# Can poodles tuck their tails?



## tortoise (Feb 5, 2012)

lol, love the tail settings. My mpoo does tuck his tail. But he also seems very uncomfortable when I hold his tail up to stack him for photos so maybe there is just something (else) wrong with his structure. His tail set is not like I've seen in any structure diagrams.

If teaching tail tuck is unsuccesful you can turn her around so her head is facing out instead of her tail. It will take some extra self-control/leave it training since it is a tempting position. Does that make sense?


----------



## Marcie (Aug 2, 2011)

Yes, both my girls tuck their tails. Especially when they are sitting next to me watching TV. I like to try and brush them every night and when I get to tails, boy can they clamp their tails under their bottoms.


----------



## msminnamouse (Nov 4, 2010)

My favorite way to teach a tail tuck is to shape one. Tickle the tail until they tuck it and then mark and treat. Keep doing it until you get a reliable tail tuck before you put the cue word to it. 

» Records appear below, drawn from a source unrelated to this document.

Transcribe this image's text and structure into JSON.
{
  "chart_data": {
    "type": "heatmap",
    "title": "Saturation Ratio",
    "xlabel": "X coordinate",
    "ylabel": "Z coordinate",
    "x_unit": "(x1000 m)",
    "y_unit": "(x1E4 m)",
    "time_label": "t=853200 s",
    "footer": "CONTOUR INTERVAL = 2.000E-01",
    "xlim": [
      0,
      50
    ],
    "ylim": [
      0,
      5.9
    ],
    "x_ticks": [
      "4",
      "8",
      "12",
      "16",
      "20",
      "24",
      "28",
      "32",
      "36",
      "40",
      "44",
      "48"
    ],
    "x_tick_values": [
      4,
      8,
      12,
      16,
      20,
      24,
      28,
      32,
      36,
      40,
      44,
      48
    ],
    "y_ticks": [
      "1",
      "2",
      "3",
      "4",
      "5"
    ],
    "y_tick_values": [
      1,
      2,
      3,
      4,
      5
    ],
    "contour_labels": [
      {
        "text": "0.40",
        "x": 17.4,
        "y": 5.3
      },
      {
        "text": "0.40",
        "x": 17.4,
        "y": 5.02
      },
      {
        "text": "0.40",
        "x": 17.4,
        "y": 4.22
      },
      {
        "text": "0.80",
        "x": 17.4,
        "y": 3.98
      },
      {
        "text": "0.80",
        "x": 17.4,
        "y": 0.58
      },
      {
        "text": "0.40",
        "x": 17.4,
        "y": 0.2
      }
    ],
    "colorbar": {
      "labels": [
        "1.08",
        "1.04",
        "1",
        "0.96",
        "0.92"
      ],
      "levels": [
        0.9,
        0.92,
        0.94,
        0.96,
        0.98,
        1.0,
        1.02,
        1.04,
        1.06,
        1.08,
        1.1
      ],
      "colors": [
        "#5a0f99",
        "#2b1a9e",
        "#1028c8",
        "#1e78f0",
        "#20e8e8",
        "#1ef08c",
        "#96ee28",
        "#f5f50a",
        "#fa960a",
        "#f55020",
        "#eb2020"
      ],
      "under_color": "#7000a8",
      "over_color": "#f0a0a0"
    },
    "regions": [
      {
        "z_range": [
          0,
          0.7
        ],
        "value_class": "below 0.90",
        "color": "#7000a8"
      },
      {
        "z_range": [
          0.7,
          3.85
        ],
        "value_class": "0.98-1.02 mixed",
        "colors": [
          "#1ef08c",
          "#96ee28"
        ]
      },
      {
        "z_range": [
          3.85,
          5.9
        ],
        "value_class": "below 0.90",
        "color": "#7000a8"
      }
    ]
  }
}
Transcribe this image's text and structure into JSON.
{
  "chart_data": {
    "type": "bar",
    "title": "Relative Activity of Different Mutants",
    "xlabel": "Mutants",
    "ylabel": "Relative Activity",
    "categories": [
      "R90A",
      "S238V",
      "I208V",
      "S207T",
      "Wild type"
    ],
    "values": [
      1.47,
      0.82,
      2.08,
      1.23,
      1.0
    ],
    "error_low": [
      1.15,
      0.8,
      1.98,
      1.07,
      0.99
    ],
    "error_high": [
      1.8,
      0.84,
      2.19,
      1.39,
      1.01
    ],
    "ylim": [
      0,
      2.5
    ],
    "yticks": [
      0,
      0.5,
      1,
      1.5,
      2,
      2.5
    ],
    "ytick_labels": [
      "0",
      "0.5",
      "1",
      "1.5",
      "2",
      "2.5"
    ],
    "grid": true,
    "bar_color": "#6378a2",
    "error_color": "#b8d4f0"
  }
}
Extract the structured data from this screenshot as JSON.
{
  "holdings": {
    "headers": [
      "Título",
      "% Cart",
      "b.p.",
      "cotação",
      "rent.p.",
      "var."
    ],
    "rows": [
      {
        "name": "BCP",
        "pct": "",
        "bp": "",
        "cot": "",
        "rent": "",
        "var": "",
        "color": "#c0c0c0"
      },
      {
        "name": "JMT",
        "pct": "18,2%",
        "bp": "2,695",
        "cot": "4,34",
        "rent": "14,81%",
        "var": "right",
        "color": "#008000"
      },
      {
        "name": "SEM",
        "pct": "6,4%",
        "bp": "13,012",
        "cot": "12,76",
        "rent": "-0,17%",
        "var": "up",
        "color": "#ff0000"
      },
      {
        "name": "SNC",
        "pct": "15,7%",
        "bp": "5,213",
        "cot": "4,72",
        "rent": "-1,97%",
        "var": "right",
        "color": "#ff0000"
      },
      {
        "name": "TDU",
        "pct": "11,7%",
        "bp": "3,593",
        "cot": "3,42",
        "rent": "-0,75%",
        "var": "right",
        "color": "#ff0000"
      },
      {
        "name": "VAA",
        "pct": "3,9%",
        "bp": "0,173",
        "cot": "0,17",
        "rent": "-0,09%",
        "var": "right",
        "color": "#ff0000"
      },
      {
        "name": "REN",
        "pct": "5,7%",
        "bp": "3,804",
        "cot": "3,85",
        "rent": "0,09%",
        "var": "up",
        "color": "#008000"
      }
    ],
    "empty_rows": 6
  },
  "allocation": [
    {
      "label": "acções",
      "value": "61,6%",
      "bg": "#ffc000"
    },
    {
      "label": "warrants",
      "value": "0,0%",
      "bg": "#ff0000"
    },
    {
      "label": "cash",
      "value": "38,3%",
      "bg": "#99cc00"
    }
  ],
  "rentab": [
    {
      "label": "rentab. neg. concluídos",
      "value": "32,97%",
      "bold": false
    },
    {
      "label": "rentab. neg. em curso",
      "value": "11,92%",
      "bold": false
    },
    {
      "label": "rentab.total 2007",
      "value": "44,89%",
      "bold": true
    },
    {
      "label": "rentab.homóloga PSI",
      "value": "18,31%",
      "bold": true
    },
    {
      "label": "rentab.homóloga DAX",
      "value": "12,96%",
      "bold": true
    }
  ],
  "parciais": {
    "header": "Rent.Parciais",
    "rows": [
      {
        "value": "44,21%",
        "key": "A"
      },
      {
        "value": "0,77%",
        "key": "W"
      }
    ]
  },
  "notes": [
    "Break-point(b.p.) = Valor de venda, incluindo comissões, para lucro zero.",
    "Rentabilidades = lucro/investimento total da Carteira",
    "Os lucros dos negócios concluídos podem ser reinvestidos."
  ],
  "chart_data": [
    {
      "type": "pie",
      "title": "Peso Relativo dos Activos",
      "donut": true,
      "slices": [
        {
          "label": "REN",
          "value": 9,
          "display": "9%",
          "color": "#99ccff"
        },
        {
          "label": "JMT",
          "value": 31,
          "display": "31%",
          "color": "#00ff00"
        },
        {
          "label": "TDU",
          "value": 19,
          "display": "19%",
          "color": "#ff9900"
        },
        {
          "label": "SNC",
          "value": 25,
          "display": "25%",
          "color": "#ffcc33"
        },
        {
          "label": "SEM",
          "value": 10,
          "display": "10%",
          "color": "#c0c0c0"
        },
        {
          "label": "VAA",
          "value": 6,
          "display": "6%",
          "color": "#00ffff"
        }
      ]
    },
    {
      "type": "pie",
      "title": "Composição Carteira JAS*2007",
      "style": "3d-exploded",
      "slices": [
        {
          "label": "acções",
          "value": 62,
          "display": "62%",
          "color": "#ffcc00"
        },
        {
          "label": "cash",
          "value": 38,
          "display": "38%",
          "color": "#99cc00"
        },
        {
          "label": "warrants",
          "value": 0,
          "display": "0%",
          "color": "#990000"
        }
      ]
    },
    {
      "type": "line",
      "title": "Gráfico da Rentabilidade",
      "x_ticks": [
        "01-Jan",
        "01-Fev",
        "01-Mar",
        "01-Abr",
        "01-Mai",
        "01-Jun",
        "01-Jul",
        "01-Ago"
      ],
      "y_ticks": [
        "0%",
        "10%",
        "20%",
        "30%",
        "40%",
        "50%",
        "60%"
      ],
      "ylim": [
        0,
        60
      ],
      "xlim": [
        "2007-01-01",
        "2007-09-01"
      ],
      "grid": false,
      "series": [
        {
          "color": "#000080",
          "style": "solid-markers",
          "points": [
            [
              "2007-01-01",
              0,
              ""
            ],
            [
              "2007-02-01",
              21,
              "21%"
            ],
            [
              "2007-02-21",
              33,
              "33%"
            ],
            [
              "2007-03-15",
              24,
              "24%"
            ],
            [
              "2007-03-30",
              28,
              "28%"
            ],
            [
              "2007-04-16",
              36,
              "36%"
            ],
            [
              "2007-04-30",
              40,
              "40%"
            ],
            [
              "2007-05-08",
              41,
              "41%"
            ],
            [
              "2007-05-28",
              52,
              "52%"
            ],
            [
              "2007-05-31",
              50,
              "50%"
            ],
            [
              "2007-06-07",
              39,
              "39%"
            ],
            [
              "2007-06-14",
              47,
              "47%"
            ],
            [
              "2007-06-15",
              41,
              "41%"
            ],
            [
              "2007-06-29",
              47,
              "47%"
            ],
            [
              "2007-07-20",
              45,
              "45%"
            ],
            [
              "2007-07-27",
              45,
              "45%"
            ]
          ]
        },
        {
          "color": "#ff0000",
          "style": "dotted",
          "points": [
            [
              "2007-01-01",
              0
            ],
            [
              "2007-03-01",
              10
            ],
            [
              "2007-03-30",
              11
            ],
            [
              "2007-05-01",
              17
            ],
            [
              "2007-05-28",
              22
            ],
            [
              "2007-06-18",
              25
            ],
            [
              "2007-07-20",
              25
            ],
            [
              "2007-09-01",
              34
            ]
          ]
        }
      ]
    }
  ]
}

I don't like grabbing a tail and forcing it into position. Molding doesn't foster much thinking. Tickling is fun, silly and completely non-threatening. It's also a reflex so the dog is learning to move their own tail into position.

Long tails are VERY important to have tucked. I've heard awful stories of people purposely and accidentally running carts over tails and stomping on them, etc.


----------



## Harrymummy (Aug 27, 2012)

Harry has up, down, waggle -and tucked in tail setting. Admittedly I get upset when it's tucked as worry he is upset, but now see it can some other use!! ?


----------



## Fluffyspoos (Aug 11, 2009)

Vegas' tail practically touches his belly when he gets a bath, but I can see how it would be important in your case, I think msminnamouse has some good advice.


----------